Bio: Jaakko Lehtinen is a tenured associate professor at Aalto University, and a research scientist at NVIDIA Research. Prior to that, he spent a few years as a postdoc with Frédo Durand at MIT. He works on computer graphics and computer vision, in particular realistic image synthesis, appearance acquisition, and procedural animation.
Marcos Fajardo Autodesk / Solid Angle |
Title: Tales from Production Rendering
Summary: To be announced.
Bio: Marcos is the founder of Solid Angle, where he lead the development of the Arnold path tracing renderer which he has worked on for 20 years. Prior to that, he was a visiting Software Architect at Sony Pictures Imageworks, a visiting researcher at USC’s Institute for Creative Technologies under the supervision of Dr. Paul Debevec, and also consulted at various CG studios around the world. In 2017 Marcos and his team received a Scientific and Engineering Academy Award for their work on Arnold. More recently, he co-produced the feature film “Despido Procedente” and the short film “La Noria”. He is a frequent speaker at SIGGRAPH, FMX and EGSR. His favorite sushi is Hokkaido uni.
Ali Eslami Google DeepMind |
Title: Neural Scene Representation and Rendering
Summary: In this talk I will introduce the Generative Query Network (GQN), a framework within which machines learn to represent scenes using only their own sensors, and to render those scenes from any new viewpoint. The GQN takes as input images of a scene taken from different viewpoints, constructs an internal representation, and uses this representation to predict the appearance of that scene from previously unobserved viewpoints. The GQN demonstrates representation learning and rendering without human labels or domain knowledge, paving the way toward machines that autonomously learn to understand and imagine the world around them.
Bio: S. M. Ali Eslami is a staff research scientist at DeepMind.

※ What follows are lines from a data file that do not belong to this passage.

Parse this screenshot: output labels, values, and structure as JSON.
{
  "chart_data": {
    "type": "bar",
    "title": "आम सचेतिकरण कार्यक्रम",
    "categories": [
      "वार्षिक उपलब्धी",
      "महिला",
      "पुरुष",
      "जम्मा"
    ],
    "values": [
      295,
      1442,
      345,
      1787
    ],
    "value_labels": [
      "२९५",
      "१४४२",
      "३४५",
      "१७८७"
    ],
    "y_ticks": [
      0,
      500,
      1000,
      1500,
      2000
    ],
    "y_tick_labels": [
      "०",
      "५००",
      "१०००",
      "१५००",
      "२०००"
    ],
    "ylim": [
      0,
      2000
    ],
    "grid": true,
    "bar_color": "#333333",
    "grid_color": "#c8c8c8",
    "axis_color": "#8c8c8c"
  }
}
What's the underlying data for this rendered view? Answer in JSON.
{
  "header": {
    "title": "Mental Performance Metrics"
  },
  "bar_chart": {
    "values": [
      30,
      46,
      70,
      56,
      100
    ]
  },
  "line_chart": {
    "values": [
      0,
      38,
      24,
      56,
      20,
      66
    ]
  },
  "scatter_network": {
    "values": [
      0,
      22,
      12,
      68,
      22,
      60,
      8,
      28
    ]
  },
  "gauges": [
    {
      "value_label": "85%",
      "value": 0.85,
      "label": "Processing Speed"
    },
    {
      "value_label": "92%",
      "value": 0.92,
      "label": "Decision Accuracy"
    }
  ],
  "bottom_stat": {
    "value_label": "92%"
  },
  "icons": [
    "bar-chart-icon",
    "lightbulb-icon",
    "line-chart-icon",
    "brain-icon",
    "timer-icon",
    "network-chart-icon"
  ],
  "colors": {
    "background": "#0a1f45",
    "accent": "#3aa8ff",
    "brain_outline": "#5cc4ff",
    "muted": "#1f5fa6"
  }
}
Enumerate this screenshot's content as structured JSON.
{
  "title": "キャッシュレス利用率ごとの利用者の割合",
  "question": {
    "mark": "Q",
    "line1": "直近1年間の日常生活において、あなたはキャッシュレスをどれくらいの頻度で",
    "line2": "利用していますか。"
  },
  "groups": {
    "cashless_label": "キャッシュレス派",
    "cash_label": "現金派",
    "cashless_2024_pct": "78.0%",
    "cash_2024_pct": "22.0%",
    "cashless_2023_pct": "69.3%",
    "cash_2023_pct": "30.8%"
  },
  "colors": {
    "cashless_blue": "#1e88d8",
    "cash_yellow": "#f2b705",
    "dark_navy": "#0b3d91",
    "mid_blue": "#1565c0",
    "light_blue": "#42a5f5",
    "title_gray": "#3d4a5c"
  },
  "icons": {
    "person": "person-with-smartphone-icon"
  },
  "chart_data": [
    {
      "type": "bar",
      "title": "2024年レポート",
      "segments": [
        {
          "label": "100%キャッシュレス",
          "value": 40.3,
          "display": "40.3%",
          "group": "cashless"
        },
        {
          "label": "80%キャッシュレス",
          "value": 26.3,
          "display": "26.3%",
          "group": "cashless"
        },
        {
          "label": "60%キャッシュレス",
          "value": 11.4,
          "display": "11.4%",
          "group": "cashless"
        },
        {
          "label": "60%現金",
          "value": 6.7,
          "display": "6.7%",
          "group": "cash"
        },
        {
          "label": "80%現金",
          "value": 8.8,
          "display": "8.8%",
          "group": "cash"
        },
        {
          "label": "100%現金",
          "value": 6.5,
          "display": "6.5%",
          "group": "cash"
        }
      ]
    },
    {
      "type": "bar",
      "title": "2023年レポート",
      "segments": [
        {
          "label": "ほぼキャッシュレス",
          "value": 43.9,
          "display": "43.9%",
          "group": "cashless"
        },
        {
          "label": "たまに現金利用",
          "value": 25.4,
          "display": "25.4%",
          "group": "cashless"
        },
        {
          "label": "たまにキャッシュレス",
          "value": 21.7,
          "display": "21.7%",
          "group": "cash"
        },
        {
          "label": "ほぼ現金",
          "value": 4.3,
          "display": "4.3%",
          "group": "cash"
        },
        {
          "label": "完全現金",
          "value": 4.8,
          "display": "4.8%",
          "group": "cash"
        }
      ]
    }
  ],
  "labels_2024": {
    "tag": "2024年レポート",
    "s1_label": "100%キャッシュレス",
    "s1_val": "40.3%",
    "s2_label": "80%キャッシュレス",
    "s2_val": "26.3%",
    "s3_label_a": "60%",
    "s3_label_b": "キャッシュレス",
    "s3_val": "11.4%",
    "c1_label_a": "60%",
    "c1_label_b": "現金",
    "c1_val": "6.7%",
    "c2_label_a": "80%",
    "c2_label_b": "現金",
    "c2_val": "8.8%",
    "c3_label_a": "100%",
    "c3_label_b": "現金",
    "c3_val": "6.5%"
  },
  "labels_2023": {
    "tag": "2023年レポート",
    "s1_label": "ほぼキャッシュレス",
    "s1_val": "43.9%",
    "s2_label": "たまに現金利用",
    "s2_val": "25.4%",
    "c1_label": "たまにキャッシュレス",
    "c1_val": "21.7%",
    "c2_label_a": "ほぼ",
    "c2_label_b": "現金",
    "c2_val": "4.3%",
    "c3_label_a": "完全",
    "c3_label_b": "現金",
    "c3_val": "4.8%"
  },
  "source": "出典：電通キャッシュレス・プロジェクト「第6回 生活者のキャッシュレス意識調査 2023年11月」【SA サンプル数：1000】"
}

His research is focused on getting computers to learn generative models of images that not only produce good samples but also good explanations for their observations. Prior to this, he was a post-doctoral researcher at Microsoft Research in Cambridge. He did his PhD in the School of Informatics at the University of Edinburgh, during which he was also a visiting researcher in the Visual Geometry Group at the University of Oxford.